(a) Let $R$ be a unique factorization domain and consider $$ f(x,y) = x^7 + yx^5 + yx^3 + 3yx + y \in R[x,y]. $$ Show that $f(x,y)$ is irreducible.
Proof: Note $R[x,y]=R[y][x]$. Let $S=R[y]$. We will show $f(x,y)$ is irreducible in $S[x]$. By Eisenstein's Criterion, let $p=y$,
- $y | a_0=y, a_1=3y, a_2=0, a-3=y, a_4=0, a_5=y, a_6=0$
- $y \nmid a_7=1$
- $y^2 \nmid a_0=y$
Why is $y$ a prime in $S$? Notice that $S/(y)=R[y]/(y)\cong R$ and $R$ is integral domain. So $(y)$ is a prime ideal in $S$, and hence $Y$ is a prime element in $S$.
Q.E.D.
(b) Let $K=F(\frac{x^7}{x^5+x^3+3x+1})$, where $F$ is a field. Determine $[F(x): K]$.
I think that I need to first show whether $x^5+x^3+3x+1$ is irreducible or not. But I'm not sure if that is right or how to show that or how to follow from there. Can I get some help?

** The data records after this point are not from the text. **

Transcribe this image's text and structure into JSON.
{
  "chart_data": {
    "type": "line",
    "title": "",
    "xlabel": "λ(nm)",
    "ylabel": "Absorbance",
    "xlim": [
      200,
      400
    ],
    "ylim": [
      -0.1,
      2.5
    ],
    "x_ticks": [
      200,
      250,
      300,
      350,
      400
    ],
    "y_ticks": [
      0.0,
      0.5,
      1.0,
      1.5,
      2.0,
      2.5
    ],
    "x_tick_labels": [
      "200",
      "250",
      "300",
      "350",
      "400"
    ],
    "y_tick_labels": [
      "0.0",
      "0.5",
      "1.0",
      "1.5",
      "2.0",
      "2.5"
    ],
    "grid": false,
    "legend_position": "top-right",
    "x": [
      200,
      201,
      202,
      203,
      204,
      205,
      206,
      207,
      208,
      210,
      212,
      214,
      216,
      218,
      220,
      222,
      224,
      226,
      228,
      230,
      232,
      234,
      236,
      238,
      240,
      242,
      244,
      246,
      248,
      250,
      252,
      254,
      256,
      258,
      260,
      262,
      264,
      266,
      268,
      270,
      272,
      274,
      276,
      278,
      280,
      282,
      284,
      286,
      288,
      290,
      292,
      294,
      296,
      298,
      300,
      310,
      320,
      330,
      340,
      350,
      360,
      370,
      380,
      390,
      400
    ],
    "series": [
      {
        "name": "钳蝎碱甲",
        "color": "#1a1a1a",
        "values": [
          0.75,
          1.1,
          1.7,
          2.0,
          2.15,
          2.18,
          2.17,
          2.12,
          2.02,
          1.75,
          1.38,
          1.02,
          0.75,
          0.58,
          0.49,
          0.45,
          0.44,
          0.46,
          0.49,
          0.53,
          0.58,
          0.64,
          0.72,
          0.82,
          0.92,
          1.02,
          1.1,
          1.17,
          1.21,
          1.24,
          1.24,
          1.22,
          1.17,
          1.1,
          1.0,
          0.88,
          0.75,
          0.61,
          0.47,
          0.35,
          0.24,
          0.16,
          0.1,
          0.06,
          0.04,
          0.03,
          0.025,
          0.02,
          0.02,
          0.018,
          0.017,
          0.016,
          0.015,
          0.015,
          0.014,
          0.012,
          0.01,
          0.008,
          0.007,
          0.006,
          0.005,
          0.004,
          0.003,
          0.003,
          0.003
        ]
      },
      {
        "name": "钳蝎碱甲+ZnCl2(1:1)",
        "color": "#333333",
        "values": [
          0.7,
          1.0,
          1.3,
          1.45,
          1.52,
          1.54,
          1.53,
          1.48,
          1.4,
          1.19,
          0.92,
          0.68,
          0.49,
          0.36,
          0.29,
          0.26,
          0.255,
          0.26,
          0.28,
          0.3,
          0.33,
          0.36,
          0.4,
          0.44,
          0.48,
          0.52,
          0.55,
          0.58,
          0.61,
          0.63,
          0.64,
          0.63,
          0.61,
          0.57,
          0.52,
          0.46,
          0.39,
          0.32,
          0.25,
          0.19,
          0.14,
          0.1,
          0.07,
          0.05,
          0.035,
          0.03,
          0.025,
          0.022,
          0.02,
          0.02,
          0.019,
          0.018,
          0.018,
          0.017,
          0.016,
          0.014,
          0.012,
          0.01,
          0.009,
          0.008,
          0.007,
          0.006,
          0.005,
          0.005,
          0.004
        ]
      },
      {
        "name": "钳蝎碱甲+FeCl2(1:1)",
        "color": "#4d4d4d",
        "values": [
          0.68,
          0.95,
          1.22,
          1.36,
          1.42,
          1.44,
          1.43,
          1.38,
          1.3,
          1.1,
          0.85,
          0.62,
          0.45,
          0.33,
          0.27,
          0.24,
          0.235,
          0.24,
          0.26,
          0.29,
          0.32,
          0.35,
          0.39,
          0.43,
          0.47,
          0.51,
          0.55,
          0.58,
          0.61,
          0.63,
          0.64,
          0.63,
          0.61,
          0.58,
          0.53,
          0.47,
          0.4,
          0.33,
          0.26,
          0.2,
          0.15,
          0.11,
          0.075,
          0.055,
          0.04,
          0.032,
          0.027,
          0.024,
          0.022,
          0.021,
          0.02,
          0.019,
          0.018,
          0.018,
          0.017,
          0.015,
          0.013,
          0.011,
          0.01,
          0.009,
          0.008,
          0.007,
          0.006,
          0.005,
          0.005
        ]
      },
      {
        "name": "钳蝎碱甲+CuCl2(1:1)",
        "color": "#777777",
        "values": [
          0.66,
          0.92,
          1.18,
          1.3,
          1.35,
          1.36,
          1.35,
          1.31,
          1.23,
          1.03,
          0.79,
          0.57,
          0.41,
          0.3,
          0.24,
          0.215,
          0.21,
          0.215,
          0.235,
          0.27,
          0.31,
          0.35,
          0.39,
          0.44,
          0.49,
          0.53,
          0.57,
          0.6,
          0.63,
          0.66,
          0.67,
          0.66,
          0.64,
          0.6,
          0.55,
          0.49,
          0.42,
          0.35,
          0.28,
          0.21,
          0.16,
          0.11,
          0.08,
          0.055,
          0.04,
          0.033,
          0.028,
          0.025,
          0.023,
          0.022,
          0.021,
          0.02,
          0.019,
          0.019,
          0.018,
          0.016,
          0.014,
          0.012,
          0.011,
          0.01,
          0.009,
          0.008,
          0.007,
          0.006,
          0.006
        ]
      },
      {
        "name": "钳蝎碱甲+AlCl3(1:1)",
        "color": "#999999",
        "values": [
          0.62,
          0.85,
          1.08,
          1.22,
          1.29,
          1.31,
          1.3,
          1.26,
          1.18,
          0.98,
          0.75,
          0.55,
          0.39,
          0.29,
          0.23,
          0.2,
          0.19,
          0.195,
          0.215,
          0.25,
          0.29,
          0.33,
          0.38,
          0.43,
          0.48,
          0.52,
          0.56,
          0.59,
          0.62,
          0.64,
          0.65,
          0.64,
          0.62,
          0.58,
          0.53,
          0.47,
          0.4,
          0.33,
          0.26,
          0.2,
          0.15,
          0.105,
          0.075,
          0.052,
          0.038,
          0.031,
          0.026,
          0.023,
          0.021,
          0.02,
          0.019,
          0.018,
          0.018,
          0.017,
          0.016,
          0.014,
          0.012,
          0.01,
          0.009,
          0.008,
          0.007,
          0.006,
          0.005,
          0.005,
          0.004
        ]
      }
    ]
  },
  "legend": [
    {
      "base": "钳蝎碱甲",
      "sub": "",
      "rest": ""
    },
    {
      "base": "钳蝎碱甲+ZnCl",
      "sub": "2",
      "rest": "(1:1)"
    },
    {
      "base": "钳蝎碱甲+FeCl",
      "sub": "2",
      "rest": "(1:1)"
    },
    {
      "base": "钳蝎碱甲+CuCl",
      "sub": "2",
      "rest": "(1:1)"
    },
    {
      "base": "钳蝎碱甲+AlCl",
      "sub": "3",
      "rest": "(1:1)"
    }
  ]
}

Let $y=\frac{x^7}{x^5+x^3+3x+1}$, this is an element of $K$. We get:
$x^7-yx^5-yx^3-3yx-y=0$
Just like before, you can show that the polynomial $t^7-yt^5-yt^3-3yt-y\in K[t]=F(y)[t]$ is irreducible over $K=F(y)$, and so it is the minimal polynomial of $x$ over this field. So $[F(x):K]=[F(y)(x):F(y)]=7$.